No confirmed capacity or private dining information is available in Pearl's database, and no phone number is currently listed. For groups planning a special occasion dinner, it is worth contacting the venue in advance to confirm table availability and any group booking policies. The ¥ price tier makes Yibin a cost-effective group dining option if logistics can be confirmed, particularly for groups who want a credentialed Sichuan experience without the ¥¥¥¥ outlay of Beijing's higher-tier Chinese restaurants.
| Venue | Cuisine | Price | Booking Difficulty |
|---|---|---|---|
| Yibin | Sichuan | ¥ | Easy |
| Jing | French Contemporary | ¥¥¥ | Unknown |
| Xin Rong Ji (Xinyuan South Road) | Taizhou | ¥¥¥¥ | Unknown |
| Chao Shang Chao (Chaoyang) | Chao Zhou | ¥¥¥¥ | Unknown |
| Lamdre | Vegetarian | ¥¥¥¥ | Unknown |
| Jingji | Beijing Cuisine | ¥¥¥¥ | Unknown |
Comparing your options in Beijing for this tier.
Same-day or next-day booking is typically achievable at a ¥ price-point Bib Gourmand restaurant of this type in Beijing.
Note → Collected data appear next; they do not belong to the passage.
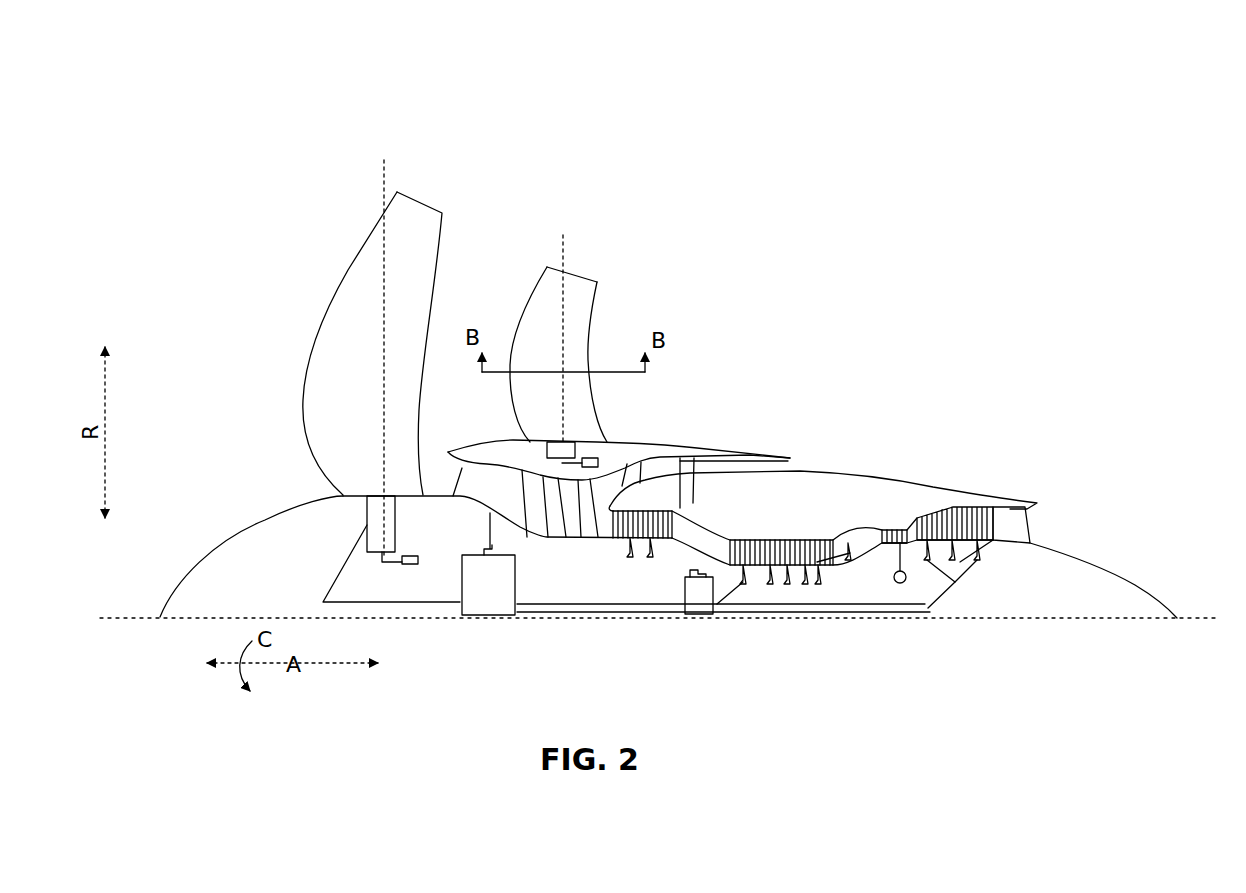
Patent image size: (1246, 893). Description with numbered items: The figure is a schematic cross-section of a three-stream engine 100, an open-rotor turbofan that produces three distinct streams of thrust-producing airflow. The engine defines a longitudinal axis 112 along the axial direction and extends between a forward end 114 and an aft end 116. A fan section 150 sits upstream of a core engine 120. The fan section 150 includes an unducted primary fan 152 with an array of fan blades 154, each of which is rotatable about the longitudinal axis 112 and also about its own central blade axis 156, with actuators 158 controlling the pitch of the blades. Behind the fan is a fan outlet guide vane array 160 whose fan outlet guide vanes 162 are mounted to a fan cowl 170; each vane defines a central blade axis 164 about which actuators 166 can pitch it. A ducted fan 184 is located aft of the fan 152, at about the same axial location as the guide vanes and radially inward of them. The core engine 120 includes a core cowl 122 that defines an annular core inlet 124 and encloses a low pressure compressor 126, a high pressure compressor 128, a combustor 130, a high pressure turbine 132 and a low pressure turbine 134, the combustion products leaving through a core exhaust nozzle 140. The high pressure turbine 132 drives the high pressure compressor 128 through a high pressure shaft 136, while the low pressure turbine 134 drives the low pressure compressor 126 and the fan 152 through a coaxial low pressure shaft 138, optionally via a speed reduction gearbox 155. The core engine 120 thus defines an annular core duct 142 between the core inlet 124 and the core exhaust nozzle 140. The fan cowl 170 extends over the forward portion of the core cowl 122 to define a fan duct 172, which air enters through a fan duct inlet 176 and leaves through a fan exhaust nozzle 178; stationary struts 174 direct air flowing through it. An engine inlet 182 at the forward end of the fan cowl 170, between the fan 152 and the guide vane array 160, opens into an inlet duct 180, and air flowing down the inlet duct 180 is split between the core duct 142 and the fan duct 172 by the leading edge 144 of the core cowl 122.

The three-stream engine 100 is at (726, 219).
The longitudinal axis 112 is at (1211, 631).
The forward end 114 is at (160, 617).
The aft end 116 is at (1177, 618).
The core engine 120 is at (808, 532).
The core cowl 122 is at (810, 473).
The core inlet 124 is at (604, 534).
The low pressure compressor 126 is at (642, 551).
The high pressure compressor 128 is at (798, 578).
The combustor 130 is at (849, 564).
The high pressure turbine 132 is at (901, 517).
The low pressure turbine 134 is at (960, 502).
The high pressure shaft 136 is at (913, 565).
The low pressure shaft 138 is at (335, 580).
The core exhaust nozzle 140 is at (1010, 523).
The core duct 142 is at (861, 536).
The leading edge 144 is at (626, 539).
The fan section 150 is at (250, 234).
The fan 152 is at (269, 383).
The fan blades 154 is at (355, 295).
The speed reduction gearbox 155 is at (487, 598).
The central blade axis 156 is at (390, 180).
The actuators 158 is at (416, 548).
The fan outlet guide vane array 160 is at (491, 289).
The fan outlet guide vanes 162 is at (577, 347).
The central blade axis 164 is at (565, 258).
The actuators 166 is at (594, 457).
The fan cowl 170 is at (660, 466).
The fan duct 172 is at (686, 458).
The stationary struts 174 is at (700, 447).
The fan duct inlet 176 is at (606, 497).
The fan exhaust nozzle 178 is at (793, 452).
The inlet duct 180 is at (533, 523).
The engine inlet 182 is at (446, 475).
The ducted fan 184 is at (553, 493).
Yibin's accessibility is part of its appeal — there is no need to plan weeks out as you would for a higher-tier Michelin venue. That said, peak meal times on weekends can fill quickly, so booking a day ahead removes the risk.
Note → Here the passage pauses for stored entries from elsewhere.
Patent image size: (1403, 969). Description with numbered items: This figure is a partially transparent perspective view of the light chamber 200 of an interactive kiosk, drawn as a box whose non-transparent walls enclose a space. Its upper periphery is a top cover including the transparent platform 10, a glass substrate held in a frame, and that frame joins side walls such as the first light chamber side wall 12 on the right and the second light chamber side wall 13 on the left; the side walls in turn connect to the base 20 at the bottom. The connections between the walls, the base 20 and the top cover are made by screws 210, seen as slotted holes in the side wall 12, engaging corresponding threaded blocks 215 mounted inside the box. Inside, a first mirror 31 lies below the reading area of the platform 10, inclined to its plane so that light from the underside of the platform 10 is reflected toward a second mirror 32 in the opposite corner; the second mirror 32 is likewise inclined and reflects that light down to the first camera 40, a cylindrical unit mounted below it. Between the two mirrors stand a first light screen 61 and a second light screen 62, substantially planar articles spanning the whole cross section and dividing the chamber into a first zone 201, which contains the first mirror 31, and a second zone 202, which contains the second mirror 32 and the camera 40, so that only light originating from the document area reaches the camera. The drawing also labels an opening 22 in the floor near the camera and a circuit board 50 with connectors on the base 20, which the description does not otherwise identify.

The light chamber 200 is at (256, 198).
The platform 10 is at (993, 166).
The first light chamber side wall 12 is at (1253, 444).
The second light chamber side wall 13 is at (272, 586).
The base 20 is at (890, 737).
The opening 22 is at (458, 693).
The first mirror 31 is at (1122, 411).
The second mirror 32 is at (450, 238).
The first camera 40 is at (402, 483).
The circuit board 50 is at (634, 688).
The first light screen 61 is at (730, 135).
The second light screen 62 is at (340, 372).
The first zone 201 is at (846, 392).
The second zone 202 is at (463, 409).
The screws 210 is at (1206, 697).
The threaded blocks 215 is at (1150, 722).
Dress casually. Yibin is a ¥ price-point Sichuan restaurant with a Bib Gourmand recognition — the award specifically flags good food at moderate prices, not formal dining environments. Come comfortable, especially given the chili-forward cooking.
Sichuan cuisine as a category is heavily meat-based and relies on animal-derived aromatics, so strict vegetarian, vegan, or allergen-sensitive diners will find the menu challenging. Because Yibin has no English-language website or published menu, it is worth clarifying restrictions directly at the restaurant — ideally with a Mandarin speaker — before ordering.
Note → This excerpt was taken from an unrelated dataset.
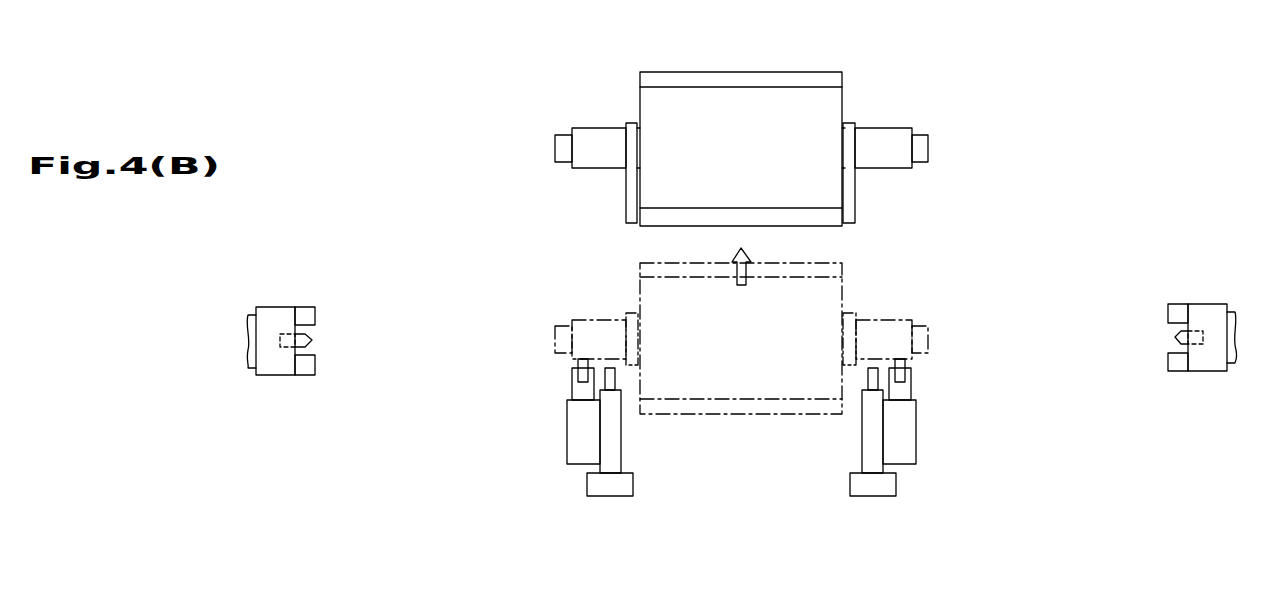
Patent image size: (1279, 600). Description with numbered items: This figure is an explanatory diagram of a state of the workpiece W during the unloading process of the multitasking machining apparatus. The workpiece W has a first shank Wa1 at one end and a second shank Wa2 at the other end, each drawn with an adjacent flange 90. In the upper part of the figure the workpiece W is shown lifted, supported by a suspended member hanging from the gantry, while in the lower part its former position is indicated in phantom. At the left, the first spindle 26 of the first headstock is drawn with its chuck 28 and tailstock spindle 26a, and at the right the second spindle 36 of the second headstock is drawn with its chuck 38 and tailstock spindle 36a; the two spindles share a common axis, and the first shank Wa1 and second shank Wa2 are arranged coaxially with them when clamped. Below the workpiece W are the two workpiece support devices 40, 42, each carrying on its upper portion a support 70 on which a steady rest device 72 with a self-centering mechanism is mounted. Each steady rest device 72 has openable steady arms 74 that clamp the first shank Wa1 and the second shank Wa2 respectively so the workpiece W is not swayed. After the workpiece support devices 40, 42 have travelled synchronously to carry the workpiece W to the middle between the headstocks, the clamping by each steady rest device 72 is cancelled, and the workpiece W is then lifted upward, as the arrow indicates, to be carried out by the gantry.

Not in the conventional sense. Yibin's Michelin Bib Gourmand recognition (2024 and 2025) marks it as a value destination, not a destination for ceremony. If the occasion is celebrating great Sichuan cooking at a low price, it works well. For a milestone dinner with atmosphere and service to match, a higher-tier Beijing venue is a better fit.
Specific menu details are not published, so ordering based on a pre-planned list is not straightforward here. Yibin takes its name from a Sichuan city associated with particular regional dishes, so asking staff to recommend house specialities is the practical move. As a general rule at Bib Gourmand Sichuan restaurants, signature mala preparations tend to be the reason the award was given.
Yibin earned its Michelin Bib Gourmand in both 2024 and 2025, meaning consistent quality at a ¥ price point — that is the core promise here. The restaurant does not have a published English website or phone number, so if you do not speak Mandarin, arriving with a translation app or a local contact is advisable. Go for the food, not for an elaborate dining experience.
Yes, more so than most Sichuan restaurants at higher price points. The ¥ pricing means ordering solo is low financial risk, and Bib Gourmand venues in China typically include counter or small-table seating well suited to single diners. Sichuan food portions can be generous, so ordering two or three dishes solo is usually manageable.
Keep this venue in your Pearl passport, rate it after you visit, and track it alongside every other place you collect.